Cervello elastico, mal di testa lo ‘restringe’ ma cure lo riparano

Più stress, meno neuroni. Gli scienziati dell’Istituto neurologico Carlo Besta di Milano hanno dimostrato che il mal di testa ‘restringe’ il cervello: provoca cioè una riduzione della massa cerebrale, che però riacquista le sue dimensioni seguendo una terapia corretta. L”elasticità mentale’ degli emicranici è stata descritta dai ricercatori guidati da Gennaro Bussone, responsabile del Centro cefalee dell’Irccs lombardo e presidente dell’Anircef (Associazione neurologica italiana per la ricerca sulle cefalee), durante il IV Congresso Anircef in corso a Genova. Lo studio, spiegano gli esperti “indica che il cervello non è così statico come si pensava, ma in situazioni di grave stress come quello indotto da un continuo dolore può strutturalmente e metabolicamente adattarsi per rispondere meglio alla nuova situazione”.

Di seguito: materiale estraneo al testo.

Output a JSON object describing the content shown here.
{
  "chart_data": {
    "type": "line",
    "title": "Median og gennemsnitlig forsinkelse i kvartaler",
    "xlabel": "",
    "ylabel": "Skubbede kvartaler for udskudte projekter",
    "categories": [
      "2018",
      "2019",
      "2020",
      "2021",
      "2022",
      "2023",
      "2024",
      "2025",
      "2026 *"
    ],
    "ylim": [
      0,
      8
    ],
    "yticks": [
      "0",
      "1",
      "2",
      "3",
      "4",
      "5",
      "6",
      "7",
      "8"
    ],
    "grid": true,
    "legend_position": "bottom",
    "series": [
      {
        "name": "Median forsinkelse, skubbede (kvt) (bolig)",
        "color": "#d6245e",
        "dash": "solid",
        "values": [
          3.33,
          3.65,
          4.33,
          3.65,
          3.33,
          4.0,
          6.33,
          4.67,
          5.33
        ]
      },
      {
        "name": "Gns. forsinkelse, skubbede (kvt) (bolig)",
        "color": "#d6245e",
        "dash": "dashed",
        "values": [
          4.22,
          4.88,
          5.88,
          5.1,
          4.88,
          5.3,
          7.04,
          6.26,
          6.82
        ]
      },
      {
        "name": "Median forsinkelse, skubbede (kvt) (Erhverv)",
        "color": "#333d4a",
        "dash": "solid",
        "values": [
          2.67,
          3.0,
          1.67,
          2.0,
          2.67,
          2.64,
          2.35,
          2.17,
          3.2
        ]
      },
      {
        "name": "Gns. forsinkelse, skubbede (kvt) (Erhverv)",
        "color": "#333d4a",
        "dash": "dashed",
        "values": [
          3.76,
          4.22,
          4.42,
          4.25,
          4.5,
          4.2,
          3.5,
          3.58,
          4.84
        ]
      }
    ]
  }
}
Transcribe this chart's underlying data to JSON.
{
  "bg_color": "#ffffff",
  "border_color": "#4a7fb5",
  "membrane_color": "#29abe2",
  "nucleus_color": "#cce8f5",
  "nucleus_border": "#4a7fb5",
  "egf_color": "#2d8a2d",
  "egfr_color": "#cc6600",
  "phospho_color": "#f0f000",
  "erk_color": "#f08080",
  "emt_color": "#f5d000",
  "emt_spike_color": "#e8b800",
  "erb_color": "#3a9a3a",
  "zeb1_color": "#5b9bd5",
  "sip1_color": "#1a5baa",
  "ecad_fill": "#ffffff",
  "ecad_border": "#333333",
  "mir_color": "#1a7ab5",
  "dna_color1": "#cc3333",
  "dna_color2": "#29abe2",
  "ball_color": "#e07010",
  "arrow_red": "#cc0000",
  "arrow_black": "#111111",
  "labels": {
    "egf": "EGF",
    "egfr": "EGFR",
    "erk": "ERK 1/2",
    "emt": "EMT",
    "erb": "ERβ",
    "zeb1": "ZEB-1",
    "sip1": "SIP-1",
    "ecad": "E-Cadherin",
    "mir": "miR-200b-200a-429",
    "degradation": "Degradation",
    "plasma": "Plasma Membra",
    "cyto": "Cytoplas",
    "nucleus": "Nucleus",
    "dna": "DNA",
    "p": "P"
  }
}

Bussone e colleghi – riporta una nota – hanno osservato che, nelle aree cerebrali deputate al controllo del dolore, in chi soffre di mal di testa si verifica una rarefazione della sostanza grigia e di quella bianca (neuroni e strutture gliali di supporto), con un contemporaneo aumento compensatorio della densità delle aree del tronco encefalico. Il fenomeno è stato fotografato con tecniche di risonanza volumetrica di ultima generazione (morfometria voxel), esaminando pazienti colpiti da emicrania e da cefalea tensiva, la comune sensazione di ‘morsa alla testa’.
Gli studiosi hanno così verificato che gli emicranici perdono neuroni nella cosiddetta area sopratentoriale, mentre nei pazienti con cefalea tensiva i neuroni diminuiscono a livello dei circuiti corticali implicati nel controllo del dolore. Ciò suggerisce che la perdita è direttamente legata a un’alterazione dovuta alla stimolazione dolorosa cronica (sensitizzazione centrale). Anche se, precisano gli specialisti, una certa perdita di neuroni si osserva anche in caso di cefalea episodica. In ogni caso, il ‘dimagrimento’ cerebrale non è per sempre. “Non si tratta di una perdita definitiva”, tranquillizzando gli specialisti: “Le alterazioni spariscono dopo un cosiddetto trattamento di detossificazione, come quello che viene normalmente effettuato con un breve ricovero nei casi di cefalea cronica conseguente ad abuso di farmaci”.